Interactive Monte Carlo Simulations: Effect of Step Size on Escape Probability
In-depth solution#
In this section I’ll share a more complicated solution which is how I originally understood this problem, but it’s too long and impractical to use in an interview setting unless you happen to memorize the final answer (which I never do).

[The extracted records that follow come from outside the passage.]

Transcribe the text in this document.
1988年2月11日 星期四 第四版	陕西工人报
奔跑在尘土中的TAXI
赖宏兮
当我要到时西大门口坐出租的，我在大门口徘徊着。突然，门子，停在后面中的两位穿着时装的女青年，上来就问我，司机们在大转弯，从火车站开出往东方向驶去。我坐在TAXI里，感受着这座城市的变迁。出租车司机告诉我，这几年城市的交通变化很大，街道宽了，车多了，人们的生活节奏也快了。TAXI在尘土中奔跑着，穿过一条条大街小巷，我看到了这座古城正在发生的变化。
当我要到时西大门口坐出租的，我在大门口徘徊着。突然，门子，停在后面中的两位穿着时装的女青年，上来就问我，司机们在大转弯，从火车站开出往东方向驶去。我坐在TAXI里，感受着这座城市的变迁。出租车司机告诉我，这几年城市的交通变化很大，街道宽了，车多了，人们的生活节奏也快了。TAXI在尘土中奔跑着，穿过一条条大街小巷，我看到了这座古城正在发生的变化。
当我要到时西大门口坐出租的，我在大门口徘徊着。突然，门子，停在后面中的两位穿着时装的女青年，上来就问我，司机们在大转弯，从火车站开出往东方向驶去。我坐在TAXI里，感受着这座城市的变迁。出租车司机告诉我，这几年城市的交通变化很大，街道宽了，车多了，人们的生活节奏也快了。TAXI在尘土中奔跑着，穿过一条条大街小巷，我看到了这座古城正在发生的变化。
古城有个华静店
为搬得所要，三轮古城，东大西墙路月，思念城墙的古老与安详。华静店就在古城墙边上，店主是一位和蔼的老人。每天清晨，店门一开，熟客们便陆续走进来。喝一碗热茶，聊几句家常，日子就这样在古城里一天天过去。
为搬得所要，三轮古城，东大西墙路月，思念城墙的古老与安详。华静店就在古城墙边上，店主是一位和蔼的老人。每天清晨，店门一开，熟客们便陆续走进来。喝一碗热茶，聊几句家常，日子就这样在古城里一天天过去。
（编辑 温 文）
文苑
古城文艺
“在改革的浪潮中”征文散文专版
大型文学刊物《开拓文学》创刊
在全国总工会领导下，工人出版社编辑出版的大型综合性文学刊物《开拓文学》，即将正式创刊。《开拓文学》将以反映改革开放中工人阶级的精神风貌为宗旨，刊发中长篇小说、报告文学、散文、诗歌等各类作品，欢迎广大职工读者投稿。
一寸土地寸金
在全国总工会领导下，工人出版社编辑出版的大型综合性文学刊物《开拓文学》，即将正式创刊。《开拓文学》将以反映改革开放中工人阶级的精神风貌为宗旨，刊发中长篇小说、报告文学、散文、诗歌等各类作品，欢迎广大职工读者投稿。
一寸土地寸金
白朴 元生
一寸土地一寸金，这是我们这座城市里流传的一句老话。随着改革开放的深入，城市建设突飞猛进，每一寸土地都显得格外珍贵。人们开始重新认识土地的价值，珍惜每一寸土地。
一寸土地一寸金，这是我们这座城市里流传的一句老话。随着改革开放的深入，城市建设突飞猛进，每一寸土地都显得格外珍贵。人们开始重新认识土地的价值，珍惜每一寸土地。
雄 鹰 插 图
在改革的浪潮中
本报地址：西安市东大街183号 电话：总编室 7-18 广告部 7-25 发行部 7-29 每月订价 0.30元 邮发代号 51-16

Let’s forget about the original problem statement for now, and just treat it like a Markov process with absorbing boundary conditions at \(x_\mathrm{low} = 0\) and \(x_\mathrm{high} = 1000\). Fix the step size \(\Delta x\) and define the grid of valid states as \({x_k = k \Delta x : k = 1, 2, \dots N }\), where \(N \equiv x_\mathrm{high} / \Delta x\). As in the original prompt we’ll denote the probability of moving towards \(x_\mathrm{high}\) in a given step by \(p\), and we’ll let \(q = 1 - p\). For convenience, denote the probability of escaping the police, starting at state \(x_m\) by \(q_m\). That is,
$$ q_m \equiv \mathrm{Pr}(\, \mathrm{escape} \, |\, x_\mathrm{initial} = x_m \,) \ . $$Trivially, at \(m = 0\) and \(m = N\) we have,
$$ \begin{align*} q_0 &= 0 \\ q_N &= 1 \end{align*} $$Doing a ’next-step’ analysis, we observe that if you’re at state \(x_m\) now, then after one step you will either be at \(x_{m-1}\) or \(x_{m+1}\), at which point if we knew \(q_{m-1}\) and \(q_{m+1}\) then we could calculate \(q_m\) as,
$$ \begin{align*} q_m = p \, q_{m + 1} + q \, q_{m-1} \ . \end{align*} $$Using the fact that \(p + q = 1\) we can write the left hand side as
$$ \begin{align*} q_m = (p + q) \, = p \, q_m + q \, q_m \ . \end{align*} $$Subtracting the latter from the RHS yields
$$ \begin{align} 0 = p \, (q_{m + 1} - q_m) + q \, (q_{m-1} - q_m) \end{align} $$Now, if we define \(F_m \equiv q_{m} - q_{m - 1}\) and introduce the inverse odds \(r \equiv q / p\) we can rearrange eqn (1) as
$$ \begin{align*} F_{m+1} = \frac{q}{p} \, F_m = r F_m \ . \end{align*} $$Induction then tells us
$$ \begin{align} F_{m+1} = r^m \, F_1 = r^m q_1 \ . \end{align} $$On the other hand, using the definition of \( F_m \) we observe that \( q_m = \sum_{k=1}^m F_k \). So, in combination with eqn (2) we have
$$ \begin{align*} q_m = \sum_{k=1}^m F_k = \sum_{k=1}^m r^{k-1} q_1 = \frac{q_1}{r} \sum_{k=0}^{m-1} r^{k-1} = \frac{q_1}{r}\frac{1 - r^m}{1 - r}\ . \end{align*} $$To solve for \(q_1\) we apply the boundary condition \(q_N = 1\):
$$ \begin{align*} 1 = q_N = \frac{q_1}{r}\frac{1 - r^N}{1 - r} \Rightarrow \frac{q_1}{r} = \frac{1 - r}{1 - r^N} \ . \end{align*} $$And so,
$$ \begin{align} \boxed{q_m = \frac{1 - (q / p)^m}{1 - (q / p)^N}}\ . \end{align} $$Eqn (3) can be used to solve our original problem. Since \(N = x_\mathrm{end} / \Delta x\) and \(m = x_\mathrm{initial} / \Delta x\) we immediately see that taking smaller steps is equivalent to sending $m$ and $N$ to infinity at the same rate, so
$$ \begin{align*} \lim_{\Delta x \rightarrow 0} \mathrm{Pr}(\mathrm{escape}) = 1. \end{align*} $$And clearly we should pick the smallest possible value of \( \Delta x \) permitted.